I was invited to spend five days with Brevard’s young musicians exploring these questions. Ten of them took part in a vigorous post-concert discussion lasting the better part of an hour. I felt we had managed to concoct a learning exercise worthy of Leonard Bernstein’s high example.

Next summer Brevard will present a Copland festival. I’m working with Jason Posnock, Brevard’s far-sighted artistic administrator, to implement another such young people’s concert — in which the musicians themselves will serve as hosts and commentators. Stay tuned.

Comments

  1. Richard Garmise says:

    Very nice article. I happen to think it was as educator that Bernstein did best. I think he had a certain glibness both as a conductor and a composer – other than the early theatre music , I don’t think anything much holds up, and his “interpretations” to me are at best visceral and bathetic In many respects, in my own view, he was more of a cultural phenomenon, a media creature, who came at the right time in the right place – an assimilated, Ivy League Jew who could make American Jews – in what was then the largest Jewish city in the world, just after the horrors of the War, feel both proud and able to “fit in”. His analogue, in my mind, is Bess Myerson – “Bess shelanu “. He was more Jewish than Elizabeth Warren is Native American, but carried none of the “baggage “ that made these same assimilated Jews feel self-conscious or the objects of hatred. He was he ideal conductor for Vienna for this reason as well ( as opposed to Maazel, the object of direct anti-Semitism decades later). He was undeniably talented, but very little in his performances seems to me much more than sensation-seeking and orchestral coordination is often poor even on recording – listen closely to the Mendelssohn Scotch Symphony as one example. He had indeed a much greater natural feeling for tonal American music and there he was truly a champion. But it was as an educator that he was in my view supreme and the Young Peoples’ Concerts are more than enough for a lifetime

  2. Robert Berger says:

    Orchestras are not museums and it is unfair to judge them by what museums do . Eclectic programming is not a bad thing . The function of orchestras is to play the widest possible variety of music – new works, old ones, familiar ones, unfamiliar ones . This is exactly what they offer to the public .
    Thematic programming can be interesting , but it is not necessary for orchestras to be relevant and a part of the intellectual life of a city . You might compare a program to a formal dinner ; each course is a different kind of food
    As music director of the New York Philharmonic , Leonard Bernstein gave audiences a judicious mix of new works, old ones, familiar and unfamiliar ones .

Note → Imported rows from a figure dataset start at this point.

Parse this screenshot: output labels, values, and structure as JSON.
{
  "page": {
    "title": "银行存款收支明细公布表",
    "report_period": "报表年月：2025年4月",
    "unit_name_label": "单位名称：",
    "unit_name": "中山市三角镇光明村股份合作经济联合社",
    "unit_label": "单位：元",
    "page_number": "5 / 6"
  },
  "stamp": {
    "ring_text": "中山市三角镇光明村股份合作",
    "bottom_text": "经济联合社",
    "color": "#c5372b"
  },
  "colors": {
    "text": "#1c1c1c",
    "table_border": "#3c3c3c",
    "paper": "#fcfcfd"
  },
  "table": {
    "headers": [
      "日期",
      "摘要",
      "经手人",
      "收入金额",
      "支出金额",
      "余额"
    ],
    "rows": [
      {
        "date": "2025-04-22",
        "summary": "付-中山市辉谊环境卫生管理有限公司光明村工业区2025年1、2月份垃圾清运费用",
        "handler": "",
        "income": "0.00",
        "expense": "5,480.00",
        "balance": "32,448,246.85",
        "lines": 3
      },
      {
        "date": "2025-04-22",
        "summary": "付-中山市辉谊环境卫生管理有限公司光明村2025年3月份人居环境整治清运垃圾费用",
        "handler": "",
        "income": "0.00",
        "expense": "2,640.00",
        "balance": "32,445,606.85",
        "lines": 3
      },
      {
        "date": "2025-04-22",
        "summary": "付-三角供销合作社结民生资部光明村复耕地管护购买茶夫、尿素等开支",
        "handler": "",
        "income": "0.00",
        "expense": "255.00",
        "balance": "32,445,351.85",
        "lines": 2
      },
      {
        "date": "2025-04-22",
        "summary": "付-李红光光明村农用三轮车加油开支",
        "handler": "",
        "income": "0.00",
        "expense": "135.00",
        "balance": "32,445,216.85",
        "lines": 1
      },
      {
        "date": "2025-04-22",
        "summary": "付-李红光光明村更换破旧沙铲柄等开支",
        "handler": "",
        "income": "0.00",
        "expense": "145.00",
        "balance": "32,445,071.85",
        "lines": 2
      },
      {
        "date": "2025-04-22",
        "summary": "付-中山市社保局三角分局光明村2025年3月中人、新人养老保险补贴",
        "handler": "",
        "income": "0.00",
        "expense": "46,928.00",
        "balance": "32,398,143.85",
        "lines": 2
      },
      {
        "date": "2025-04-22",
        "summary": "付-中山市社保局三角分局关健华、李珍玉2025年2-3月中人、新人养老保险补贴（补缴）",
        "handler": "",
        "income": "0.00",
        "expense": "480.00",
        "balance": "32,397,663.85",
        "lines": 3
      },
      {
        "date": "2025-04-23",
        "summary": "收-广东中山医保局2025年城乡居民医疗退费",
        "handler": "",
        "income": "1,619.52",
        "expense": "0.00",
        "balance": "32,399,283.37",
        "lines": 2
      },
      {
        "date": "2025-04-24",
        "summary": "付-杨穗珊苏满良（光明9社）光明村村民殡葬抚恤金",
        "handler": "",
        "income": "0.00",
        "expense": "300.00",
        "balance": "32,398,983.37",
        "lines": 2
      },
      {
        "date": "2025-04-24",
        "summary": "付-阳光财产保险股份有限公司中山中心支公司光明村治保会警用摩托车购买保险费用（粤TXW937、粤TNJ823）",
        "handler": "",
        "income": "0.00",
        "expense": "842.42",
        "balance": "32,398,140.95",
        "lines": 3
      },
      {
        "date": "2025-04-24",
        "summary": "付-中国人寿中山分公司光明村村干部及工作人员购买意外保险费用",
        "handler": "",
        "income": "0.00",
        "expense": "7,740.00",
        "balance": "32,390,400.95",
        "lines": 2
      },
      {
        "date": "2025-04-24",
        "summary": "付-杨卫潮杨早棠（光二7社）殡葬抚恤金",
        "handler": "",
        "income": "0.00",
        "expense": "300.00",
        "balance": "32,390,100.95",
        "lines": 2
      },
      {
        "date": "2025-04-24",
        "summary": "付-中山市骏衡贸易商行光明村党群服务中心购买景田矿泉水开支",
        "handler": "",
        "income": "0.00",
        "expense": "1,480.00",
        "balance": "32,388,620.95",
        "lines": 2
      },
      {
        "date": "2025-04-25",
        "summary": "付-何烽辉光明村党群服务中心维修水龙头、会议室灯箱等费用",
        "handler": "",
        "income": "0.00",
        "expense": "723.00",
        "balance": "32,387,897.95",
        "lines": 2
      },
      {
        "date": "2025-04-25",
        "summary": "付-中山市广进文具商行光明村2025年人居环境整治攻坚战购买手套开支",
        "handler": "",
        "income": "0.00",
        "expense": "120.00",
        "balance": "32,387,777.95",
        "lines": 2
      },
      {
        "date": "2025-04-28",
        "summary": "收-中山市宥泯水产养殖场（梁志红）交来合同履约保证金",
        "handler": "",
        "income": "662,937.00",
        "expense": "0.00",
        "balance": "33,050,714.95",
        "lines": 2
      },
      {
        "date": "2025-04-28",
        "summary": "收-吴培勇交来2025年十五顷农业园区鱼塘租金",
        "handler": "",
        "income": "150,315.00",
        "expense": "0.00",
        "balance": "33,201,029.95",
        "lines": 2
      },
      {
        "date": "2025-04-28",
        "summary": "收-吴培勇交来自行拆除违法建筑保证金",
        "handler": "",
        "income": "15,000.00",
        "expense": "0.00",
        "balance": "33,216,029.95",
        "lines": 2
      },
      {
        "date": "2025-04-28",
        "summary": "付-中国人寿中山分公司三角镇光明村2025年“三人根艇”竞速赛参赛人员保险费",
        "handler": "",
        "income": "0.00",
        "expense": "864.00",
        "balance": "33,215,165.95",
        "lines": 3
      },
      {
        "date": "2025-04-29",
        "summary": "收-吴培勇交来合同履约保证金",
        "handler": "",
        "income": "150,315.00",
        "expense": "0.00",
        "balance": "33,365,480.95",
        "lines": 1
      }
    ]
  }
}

  3. The Young Peoples’ Concerts for the times were very good indeed and he was talented to a limited degree.
    The problem was that to put it politely he had a “middle class ” mind which prohibited him from getting
    below the surface no matter how great his ambition .He knew how a work should “go”but couldn’t get there.
    His calling was himself and if music served him in the calling then well and good.